If present, it should have been quite obvious since it would have been 105 times higher than the highest levels seen in the ice age portion of the Greenland ice record.
Also many paleontologists believe that the mass extinction did not occur all at once in a solitary extinction event, as the comet impact theory had proposed, but rather transpired over a few thousand years.
The solar proton event hypothesis allows for a more progressive extinction episode by allowing the occurrence of multiple extinction level episodes.
The early YD events, though, being among the most severe, would have precipitated the final phase of this demise.

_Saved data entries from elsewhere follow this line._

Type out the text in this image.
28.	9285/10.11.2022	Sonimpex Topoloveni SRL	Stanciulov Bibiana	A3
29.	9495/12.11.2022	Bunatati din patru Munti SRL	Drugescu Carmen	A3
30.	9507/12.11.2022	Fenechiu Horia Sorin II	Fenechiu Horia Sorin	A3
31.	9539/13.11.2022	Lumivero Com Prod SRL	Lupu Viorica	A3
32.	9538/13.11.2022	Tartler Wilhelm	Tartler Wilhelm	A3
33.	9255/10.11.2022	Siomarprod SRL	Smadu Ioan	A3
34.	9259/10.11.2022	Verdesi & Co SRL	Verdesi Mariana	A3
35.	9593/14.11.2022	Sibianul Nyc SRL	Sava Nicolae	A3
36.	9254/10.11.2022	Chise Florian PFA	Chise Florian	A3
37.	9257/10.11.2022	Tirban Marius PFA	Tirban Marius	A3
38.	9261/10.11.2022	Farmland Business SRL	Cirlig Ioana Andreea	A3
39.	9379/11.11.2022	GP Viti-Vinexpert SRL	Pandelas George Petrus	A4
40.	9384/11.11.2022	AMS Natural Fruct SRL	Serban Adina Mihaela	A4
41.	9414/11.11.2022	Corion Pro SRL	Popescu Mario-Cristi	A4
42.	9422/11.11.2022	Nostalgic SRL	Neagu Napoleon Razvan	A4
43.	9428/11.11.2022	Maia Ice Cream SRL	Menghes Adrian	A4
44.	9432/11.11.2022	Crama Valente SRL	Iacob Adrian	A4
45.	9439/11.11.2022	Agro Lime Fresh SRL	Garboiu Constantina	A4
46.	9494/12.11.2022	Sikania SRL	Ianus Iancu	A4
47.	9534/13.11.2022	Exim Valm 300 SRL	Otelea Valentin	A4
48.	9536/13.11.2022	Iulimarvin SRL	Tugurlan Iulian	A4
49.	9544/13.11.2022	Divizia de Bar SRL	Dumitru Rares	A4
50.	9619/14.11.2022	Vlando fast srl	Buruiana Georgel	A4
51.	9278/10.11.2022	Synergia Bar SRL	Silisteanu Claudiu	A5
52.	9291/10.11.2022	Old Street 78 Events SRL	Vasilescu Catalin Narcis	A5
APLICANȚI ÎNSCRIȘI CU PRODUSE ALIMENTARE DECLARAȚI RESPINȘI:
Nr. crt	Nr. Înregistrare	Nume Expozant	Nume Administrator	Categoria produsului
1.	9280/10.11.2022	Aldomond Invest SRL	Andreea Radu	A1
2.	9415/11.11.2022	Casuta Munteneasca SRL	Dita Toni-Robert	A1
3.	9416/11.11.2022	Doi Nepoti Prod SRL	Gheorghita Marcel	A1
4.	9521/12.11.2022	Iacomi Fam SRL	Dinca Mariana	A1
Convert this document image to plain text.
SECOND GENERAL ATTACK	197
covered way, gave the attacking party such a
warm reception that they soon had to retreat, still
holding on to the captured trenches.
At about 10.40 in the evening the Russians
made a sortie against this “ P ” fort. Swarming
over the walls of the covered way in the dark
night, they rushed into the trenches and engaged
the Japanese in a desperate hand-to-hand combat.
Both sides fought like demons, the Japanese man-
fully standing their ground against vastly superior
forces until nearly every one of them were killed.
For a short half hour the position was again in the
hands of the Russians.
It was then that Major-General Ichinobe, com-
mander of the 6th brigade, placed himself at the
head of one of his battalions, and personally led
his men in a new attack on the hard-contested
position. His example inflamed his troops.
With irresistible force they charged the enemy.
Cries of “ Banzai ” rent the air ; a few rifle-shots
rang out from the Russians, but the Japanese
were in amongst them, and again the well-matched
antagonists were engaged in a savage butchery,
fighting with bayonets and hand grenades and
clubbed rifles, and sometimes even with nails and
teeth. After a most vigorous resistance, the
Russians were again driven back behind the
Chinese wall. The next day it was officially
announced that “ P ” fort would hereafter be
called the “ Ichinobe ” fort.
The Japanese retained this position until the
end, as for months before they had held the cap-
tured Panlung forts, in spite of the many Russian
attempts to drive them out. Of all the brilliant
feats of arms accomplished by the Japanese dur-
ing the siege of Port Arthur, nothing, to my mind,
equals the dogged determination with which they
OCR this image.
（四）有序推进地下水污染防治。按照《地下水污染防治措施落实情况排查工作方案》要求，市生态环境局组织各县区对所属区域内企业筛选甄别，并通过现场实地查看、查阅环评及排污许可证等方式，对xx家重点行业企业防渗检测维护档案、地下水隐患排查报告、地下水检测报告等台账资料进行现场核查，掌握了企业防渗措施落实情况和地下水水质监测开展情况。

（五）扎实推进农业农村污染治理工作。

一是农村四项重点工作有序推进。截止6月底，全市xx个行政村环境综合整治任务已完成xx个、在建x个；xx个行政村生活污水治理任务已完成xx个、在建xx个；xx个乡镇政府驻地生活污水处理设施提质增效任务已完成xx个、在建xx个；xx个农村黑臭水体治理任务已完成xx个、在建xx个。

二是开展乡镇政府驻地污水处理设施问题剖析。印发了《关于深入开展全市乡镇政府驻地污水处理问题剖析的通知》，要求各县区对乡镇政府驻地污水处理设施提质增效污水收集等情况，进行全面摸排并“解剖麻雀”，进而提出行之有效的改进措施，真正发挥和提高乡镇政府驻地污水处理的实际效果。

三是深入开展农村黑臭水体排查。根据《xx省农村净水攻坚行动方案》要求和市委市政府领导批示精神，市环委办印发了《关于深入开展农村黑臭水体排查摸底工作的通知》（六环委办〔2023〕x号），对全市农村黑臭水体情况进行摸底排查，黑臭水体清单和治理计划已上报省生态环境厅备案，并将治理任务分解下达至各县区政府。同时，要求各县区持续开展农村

LaViolette is doubtful that a super SPE of such a large magnitude is likely to occur in the near future.
He points out that the reason why it occurred at the end of the ice age is because the Sun for several millennia had at that time been in a highly active flaring state, behaving similar to a T Tauri flare star.
He attributes this elevated solar activity to the presence in the solar system of high concentrations of interstellar dust which at that time were being driven inward by a wind of galactic cosmic rays.
Background information about this dust incursion theory may be found in his Ph.D. thesis, his book Earth Under Fire, and in various papers he has published.
One question that arises is how would paleolithic man have survived this event.
LaViolette's book Earth Under Fire, which he first published in 1997 and later updated in 2005, relates stories and ancient legends from around the world describing how the Earth had once been burned by the Sun, an event that was said to have brought about a world conflagration and even caused genetic mutations in animals.
Some legends describe how survivors took shelter for several days in a cave or underground dwelling.
LaViolette believes that there may be much truth to these stories and that evidence found in the geologic record may cause us to regard them in a whole new light.
Paleontologists note that Clovis paleoIndian campsites in North America suddenly terminate at one point and LaViolette notes that this Clovis end date either immediately preceded or coincided with the date of the 12,837 years BP super SPE.
Although a new paleoIndian civilization resurfaced some centuries later, these new findings raise the question as to whether this super SPE may have been the cause of the disappearance of the Clovis civilization.